Bellur S. Prabhakar

Professor and Head,

Ph.D., The Johns Hopkins University

Room: E705A MSB, Tel: 312-996-4945

Email: bprabhak@uic.edu

Dr. Prabhakar’s laboratory is currently pursuing studies related to thyroid autoimmunity. His studies are unique in that his laboratory has been able to study two distinct diseases namely, Hashimoto’s thyroiditis (HT) and Graves’ disease (GD), both of which are organ specific autoimmune diseases with thyroid serving as the target organ. However, the autoimmune responses themselves are unique in that autoantibodies directed against the thyrotropin receptor predominates in GD and T cell responses against thyroglobulin is characteristic of HT. His studies have aimed at understanding the molecular pathogenesis of thyroid autoimmune diseases and apply lessons learnt from those studies to develop novel therapies to prevent and/or treat ongoing disease. A major aspect his studies involves studying the immune responses that are critical for the development of the disease using two different animal models; one for experimental autoimmune GD (EAGD) and the other for experimental autoimmune thyroiditis (EAT). His studies on the EAGD have focused on the development of an animal model that has features associated with GD. His laboratory has explored the involvement of Th1 or Th2 cytokines in the pathogenesis of the disease. These studies clearly showed that mere suppression or increase in the production of IL-4 well into disease development is not sufficient to affect the disease outcome, but total abrogation of IL-4 (i.e. IL-4 knockout mice) could prevent the development of the disease. This indicated the importance of IL-4 for the disease development.

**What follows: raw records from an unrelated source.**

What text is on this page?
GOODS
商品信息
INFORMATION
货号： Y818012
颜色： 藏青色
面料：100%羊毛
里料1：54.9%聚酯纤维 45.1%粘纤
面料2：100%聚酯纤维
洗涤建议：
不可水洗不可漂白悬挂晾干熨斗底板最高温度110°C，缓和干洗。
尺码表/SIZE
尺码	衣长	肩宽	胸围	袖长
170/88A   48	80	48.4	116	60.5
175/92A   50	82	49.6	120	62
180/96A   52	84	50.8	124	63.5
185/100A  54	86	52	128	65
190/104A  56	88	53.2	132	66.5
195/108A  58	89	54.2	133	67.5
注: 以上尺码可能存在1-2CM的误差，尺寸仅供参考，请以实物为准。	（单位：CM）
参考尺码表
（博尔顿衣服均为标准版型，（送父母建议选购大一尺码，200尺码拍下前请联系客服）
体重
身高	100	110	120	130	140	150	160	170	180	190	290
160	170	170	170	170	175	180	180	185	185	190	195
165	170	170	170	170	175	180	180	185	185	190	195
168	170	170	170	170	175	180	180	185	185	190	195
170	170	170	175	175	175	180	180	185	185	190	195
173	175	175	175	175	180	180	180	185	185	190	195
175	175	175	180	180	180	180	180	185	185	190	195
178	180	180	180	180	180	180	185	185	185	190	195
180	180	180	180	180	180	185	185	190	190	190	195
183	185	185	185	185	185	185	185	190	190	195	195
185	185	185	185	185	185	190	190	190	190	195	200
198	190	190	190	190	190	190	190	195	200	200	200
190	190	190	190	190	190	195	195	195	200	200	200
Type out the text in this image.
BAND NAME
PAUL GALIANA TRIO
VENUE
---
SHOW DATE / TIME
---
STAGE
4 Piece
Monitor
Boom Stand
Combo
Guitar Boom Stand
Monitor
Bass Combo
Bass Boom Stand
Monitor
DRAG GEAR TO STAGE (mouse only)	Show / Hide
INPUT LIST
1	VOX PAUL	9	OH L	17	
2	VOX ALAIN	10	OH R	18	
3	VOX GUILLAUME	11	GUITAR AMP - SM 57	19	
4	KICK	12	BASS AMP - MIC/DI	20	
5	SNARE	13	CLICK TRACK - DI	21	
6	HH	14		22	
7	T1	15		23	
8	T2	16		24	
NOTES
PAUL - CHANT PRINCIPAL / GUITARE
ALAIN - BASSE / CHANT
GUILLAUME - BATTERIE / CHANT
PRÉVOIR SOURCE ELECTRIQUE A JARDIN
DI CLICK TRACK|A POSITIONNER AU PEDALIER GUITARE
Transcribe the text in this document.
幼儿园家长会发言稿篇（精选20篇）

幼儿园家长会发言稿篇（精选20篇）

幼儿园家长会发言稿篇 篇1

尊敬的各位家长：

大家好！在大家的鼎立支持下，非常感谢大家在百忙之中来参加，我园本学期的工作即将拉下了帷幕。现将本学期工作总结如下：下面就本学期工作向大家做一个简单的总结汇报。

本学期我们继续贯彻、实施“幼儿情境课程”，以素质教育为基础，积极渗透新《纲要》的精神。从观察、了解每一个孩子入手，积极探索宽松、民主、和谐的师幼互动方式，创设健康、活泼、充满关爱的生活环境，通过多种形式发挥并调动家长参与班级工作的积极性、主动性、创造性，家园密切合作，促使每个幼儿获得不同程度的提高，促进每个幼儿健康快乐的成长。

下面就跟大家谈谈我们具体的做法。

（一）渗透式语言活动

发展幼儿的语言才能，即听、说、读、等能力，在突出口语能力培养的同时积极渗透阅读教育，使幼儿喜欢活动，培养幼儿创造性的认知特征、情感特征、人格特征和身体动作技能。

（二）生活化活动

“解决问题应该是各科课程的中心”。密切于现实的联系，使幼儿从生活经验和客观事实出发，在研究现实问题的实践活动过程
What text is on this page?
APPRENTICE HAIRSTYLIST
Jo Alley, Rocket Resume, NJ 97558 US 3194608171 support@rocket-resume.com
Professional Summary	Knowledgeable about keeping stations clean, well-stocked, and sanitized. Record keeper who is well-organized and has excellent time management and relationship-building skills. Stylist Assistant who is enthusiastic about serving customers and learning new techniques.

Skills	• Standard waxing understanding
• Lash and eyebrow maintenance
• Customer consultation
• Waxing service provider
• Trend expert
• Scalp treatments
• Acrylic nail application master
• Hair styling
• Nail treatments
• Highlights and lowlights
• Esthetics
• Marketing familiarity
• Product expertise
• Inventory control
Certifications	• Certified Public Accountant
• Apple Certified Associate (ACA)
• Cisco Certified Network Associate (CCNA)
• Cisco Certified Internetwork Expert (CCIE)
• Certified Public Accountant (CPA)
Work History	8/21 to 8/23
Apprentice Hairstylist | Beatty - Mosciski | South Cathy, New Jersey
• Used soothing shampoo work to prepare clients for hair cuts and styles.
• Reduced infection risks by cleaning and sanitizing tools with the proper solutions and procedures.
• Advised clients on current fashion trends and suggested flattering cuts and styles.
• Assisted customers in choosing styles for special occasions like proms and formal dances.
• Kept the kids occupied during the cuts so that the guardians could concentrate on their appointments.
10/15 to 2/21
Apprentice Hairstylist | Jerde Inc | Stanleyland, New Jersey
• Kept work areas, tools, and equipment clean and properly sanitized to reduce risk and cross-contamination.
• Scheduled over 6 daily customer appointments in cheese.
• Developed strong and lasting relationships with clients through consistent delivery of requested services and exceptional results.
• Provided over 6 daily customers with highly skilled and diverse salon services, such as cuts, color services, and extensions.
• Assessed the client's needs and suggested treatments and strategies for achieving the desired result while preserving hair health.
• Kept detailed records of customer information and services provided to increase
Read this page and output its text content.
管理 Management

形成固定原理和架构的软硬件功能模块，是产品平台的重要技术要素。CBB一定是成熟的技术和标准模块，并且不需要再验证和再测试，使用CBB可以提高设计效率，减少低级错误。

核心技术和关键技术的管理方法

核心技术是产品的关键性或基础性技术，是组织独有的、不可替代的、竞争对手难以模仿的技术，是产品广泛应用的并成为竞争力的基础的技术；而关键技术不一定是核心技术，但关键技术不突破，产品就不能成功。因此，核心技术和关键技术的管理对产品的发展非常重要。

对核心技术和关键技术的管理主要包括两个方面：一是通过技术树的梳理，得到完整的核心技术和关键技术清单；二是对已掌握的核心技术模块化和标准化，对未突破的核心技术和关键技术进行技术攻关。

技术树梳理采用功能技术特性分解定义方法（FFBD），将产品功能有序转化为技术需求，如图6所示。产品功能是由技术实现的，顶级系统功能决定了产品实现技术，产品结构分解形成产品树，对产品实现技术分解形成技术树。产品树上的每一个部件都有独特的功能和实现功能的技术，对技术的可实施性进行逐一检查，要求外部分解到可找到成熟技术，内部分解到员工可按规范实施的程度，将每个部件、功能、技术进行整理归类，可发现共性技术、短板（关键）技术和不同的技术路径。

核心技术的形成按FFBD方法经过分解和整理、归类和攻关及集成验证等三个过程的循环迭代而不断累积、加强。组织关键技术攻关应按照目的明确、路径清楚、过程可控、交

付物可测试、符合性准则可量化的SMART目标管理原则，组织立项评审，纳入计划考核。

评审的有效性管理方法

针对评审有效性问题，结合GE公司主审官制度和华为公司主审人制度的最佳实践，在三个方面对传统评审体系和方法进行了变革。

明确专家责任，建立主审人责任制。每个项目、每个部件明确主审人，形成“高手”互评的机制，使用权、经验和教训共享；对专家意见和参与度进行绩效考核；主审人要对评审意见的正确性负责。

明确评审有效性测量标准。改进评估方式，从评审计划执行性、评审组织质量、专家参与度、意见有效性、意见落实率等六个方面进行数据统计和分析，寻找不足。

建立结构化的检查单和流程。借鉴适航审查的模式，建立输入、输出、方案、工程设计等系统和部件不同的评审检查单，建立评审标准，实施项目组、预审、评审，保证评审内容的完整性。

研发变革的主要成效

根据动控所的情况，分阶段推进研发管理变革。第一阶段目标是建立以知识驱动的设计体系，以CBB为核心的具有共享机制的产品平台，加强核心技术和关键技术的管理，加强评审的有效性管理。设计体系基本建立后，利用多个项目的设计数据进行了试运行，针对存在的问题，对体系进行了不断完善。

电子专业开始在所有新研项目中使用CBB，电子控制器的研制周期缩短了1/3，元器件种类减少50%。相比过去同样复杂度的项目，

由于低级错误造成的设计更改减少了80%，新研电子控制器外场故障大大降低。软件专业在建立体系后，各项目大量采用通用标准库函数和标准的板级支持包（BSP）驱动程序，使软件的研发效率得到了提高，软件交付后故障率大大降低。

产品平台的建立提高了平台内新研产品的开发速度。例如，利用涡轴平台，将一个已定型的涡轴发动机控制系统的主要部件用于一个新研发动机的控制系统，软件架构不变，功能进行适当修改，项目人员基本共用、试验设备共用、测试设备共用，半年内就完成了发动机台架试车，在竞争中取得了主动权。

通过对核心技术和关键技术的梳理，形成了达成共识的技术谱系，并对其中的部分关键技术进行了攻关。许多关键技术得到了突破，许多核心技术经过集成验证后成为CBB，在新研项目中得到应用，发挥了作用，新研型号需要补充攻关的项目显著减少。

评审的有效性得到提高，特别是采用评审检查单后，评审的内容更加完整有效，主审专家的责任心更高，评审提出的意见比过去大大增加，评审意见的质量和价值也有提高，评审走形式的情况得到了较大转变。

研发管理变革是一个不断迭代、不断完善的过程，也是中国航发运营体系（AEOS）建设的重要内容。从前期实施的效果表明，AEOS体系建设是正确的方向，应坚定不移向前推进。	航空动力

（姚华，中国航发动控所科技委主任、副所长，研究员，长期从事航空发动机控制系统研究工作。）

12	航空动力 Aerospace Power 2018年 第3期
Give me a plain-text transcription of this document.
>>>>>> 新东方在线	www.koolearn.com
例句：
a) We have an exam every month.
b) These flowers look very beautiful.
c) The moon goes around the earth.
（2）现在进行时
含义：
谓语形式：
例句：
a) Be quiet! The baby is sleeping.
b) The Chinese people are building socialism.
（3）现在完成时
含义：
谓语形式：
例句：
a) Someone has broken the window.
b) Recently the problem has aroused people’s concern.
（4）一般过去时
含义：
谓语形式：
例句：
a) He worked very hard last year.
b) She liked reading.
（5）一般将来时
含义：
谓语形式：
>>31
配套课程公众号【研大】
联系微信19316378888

His study on EAT is focused on the effects of modulation of dendritic cells using Flt3L or GM-CSF on the development of the disease. These studies showed that GM-CSF can not only completely prevent the development of EAT but can suppress the ongoing disease. Similarly, mice treated with a bi-specific antibody with specificities for CTLA-4 and TSHR could prevent the development of an effective immune response against thyroglobulin and development of EAT. Careful analyses of immune response in these experimental systems revealed that antigen specific regulatory T cells are up-regulated and are responsible for the suppression of the disease. Interestingly, the predominant cytokine responsible for suppression in GM-CSF treated mice was IL-10 while TGF beta predominated in the bi-specific antibody treated mice. Further studies are underway to fully delineate the underlying mechanism of action of these modalities of treatment.

Similar studies are being conducted to understand the role of regulatory T cells in the NOD animal model of type1 diabetes (IDDM). IN one of the studies, his laboratory has been able to demonstrate induction of regulatory T cells that can completely suppress the development of diabetes in NOD mice. Other studies have demonstrated that treatment of mice with a bi-specific antibody with specificities for CTLA-4 and a relevant alloantigen (anti-MHC class-I) can allow significantly longer survival of allo-islet transplants in diabetic mice and help maintain normal blood sugar levels. These studies are quite exciting and are likely to be very productive and could lead to the development of novel modalities of treatment for type-1 diabetes and preventing allo-graft rejection.

As part of his long-standing interest in type-1 diabetes, his laboratory cloned a novel human gene (IG20) that is differentially expressed in human insulinomas and can encode four different splice variants. These variants have been characterized through both gain and loss of function studies. The most fascinating aspect of gain of function studies is that one of the splice variants (DENN-SV) is over expressed in tumors and cells expressing exogenous DENN-SV are resistant to a number of cancer therapies including gamma-radiation and TRAIL. In contrast, another variant (IG20) is expressed at very low levels or not at all expressed in tumor tissues, and expression of exogenous IG20 renders cells highly susceptible to the above mentioned treatments and suppresses cell proliferation. In contrast, loss of function studies using SiRNA have shown that knockdown of a third isoform, MADD, can render cancer cells highly susceptible to spontaneous as well as TRAIL induced apoptosis. These observations indicate that MADD is required for cancer cell survival. The anti-cancer effects noted in our studies is mediated primarily through the modulation of death inducing signaling complex leading enhanced caspase production. Efforts are underway, using both knockout and transgenic mice, to fully understand the physiological function of these proteins.